Virtual Reality at the Centre of Sundance’s Experimental New Frontier
By Joseph Volpe for Engadget
Virtual reality found itself front and center of Utah’s wintery celebrity village earlier this year, virtually dominating the conversation around this past Sundance Film Festival. The technology, a burgeoning new medium for artists, game developers, filmmakers, and journalists alike, had reached a cultural tipping point, with the Park City fest playing host to the announcement of a dedicated VR animation studio from Facebook-owned Oculus VR and ten VR projects that stole the headlines from Sundance’s edgy, experimental New Frontier showcase.
“Last year was one of those historic moments where it was like the perfect storm,” says Shari Frilot, chief curator of New Frontier’s VR-heavy 2015 showcase. “Not only were there significant developments in the technology and a commitment by storytellers, content creators, filmmakers and journalists to grasp onto it, [but] there was also this ramping up of industry — manufacturing, as well as kind of peaking of interest in more mainstream content creators. That all converged at the festival in a way that was really explosive. … That’s sort of the unicorn that came out of New Frontier.
That New Frontier, now celebrating its tenth year, served as VR’s mainstream coming out party is no surprise to Frilot. But despite the buzz and fanfare around last year’s deliberately VR-focused exhibit, Frilot maintains the spirit of New Frontier hasn’t changed and that it’s not solely a showcase for that emerging tech.

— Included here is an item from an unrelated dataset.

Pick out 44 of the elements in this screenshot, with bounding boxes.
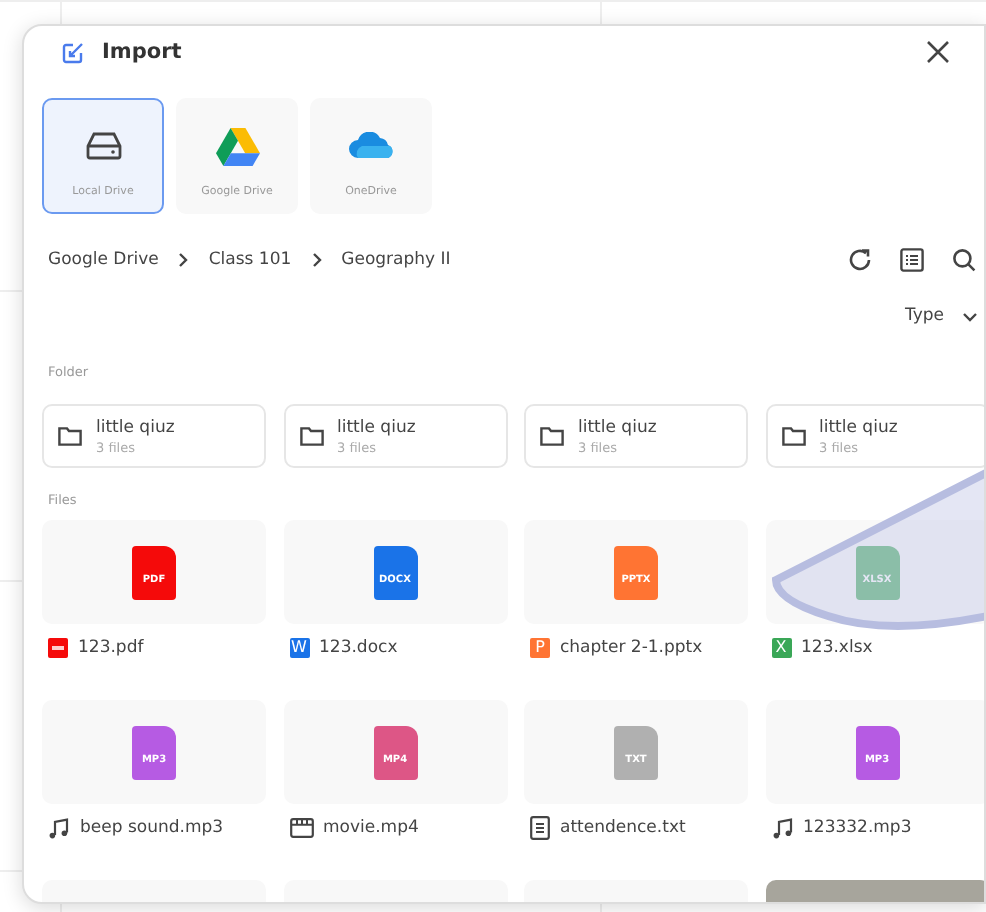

The Leviathan Project, based on the science fiction novels by Scott Westerfeld, is one such meta media lab project that melds VR and AR tech. Participants wearing VR headsets are placed inside a virtual lab situated in the belly of “massive flying whale” and, using positional tracking, are able to interact with surrounding virtual objects. Then, once they’ve exited the VR headset experience, they can watch as the AR-whale flies off screen and into the physical New Frontier space.
As for ILMxLab’s The Holo-Cinema, which is structured similarly to The Leviathan, Frilot says the content of that experience hasn’t quite been locked down — she plans to visit with the team soon to cherry pick which of the lab’s many projects will be shown.
New Frontier’s current lineup features a mix of expected independent artists, journalists and filmmakers alongside corporate heavyweights, the presence of which may initially seem odd for the fringe exhibition. But Frilot contends this is all evidence of a “kind of equalizing moment” in time, where “everybody’s doing the same exploratory work.”